|Renting Space on the Shoulders of Giants: Madey and the Future of the Experimental Use Doctrine|
|Tom Saunders [View as PDF]|
113 Yale L.J. 261 (2003)
The experimental use doctrine in patent law protects alleged infringers who use patented inventions solely for experimental purposes, such as testing whether a device functions as claimed or re-creating a process to observe its effects from a scientific perspective. The judicially created exception traces its lineage back nearly two hundred years. Although the exception has always been construed narrowly, it grew narrower still in October 2002 when the Federal Circuit issued its opinion in Madey v. Duke University. Madey reformulated the experimental use doctrine and cast considerable doubt on its continued viability as a defense in patent infringement cases involving universities. As a result, university researchers accustomed to standing on the shoulders of giants by studying patented technologies freely may now be forced to rent space on those shoulders instead.

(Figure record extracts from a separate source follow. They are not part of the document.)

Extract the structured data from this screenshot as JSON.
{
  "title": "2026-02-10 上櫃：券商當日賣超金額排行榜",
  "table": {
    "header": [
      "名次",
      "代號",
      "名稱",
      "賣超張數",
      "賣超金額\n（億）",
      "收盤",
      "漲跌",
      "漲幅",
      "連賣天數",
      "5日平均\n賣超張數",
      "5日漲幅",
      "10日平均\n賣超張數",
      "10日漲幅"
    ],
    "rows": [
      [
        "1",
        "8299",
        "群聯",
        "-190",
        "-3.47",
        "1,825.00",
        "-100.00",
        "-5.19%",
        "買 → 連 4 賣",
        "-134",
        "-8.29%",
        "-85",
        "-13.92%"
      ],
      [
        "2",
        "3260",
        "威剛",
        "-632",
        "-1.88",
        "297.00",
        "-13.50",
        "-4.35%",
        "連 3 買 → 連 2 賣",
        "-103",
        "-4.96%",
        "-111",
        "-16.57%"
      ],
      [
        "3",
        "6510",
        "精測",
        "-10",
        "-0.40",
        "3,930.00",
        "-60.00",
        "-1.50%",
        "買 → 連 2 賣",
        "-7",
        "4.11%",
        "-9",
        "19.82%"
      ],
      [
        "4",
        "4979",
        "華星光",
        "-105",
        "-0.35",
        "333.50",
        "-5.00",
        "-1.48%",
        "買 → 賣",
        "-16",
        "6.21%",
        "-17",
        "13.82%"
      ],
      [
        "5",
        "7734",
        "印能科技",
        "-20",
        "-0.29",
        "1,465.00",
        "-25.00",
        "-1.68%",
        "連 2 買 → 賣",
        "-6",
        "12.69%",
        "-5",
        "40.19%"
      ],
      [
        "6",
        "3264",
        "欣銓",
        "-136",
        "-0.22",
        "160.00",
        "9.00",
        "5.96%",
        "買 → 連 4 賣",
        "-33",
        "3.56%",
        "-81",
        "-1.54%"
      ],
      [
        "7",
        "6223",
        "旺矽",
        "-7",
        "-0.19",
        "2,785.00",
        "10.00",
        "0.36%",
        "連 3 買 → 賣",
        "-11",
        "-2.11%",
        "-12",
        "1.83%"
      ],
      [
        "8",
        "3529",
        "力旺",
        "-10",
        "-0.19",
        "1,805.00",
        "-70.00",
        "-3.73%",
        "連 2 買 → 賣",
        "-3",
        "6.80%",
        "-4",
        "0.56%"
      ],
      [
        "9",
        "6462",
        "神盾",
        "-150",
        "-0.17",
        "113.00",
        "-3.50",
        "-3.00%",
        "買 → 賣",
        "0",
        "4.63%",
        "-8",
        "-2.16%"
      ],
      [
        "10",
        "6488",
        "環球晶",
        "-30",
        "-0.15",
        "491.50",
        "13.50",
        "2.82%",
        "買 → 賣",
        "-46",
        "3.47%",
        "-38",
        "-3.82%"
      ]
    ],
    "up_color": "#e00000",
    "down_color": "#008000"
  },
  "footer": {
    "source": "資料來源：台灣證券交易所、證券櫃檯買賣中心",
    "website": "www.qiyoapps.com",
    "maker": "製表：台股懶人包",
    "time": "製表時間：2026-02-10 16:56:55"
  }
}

This Comment argues that the Madey court erred when it characterized university research as driven by a business interest in competing for prestige, students, and research grants. Not only does this view oversimplify experimental use defense by causing it to turn on the status of the defendant rather than the nature of the contested use, but it also undermines the balance between innovation and access that lies at the heart of the Patent Act. The Federal Circuit should have instead crafted a more nuanced experimental use exception that protects educational experimentation on patented inventions. Such a rule might not help Duke in its dispute with Professor Madey, especially if the record on remand confirms that Duke was experimenting with rather than experimenting on Madey's invention, but it would allow future researchers to continue testing and teaching about patented inventions without fear of being sued.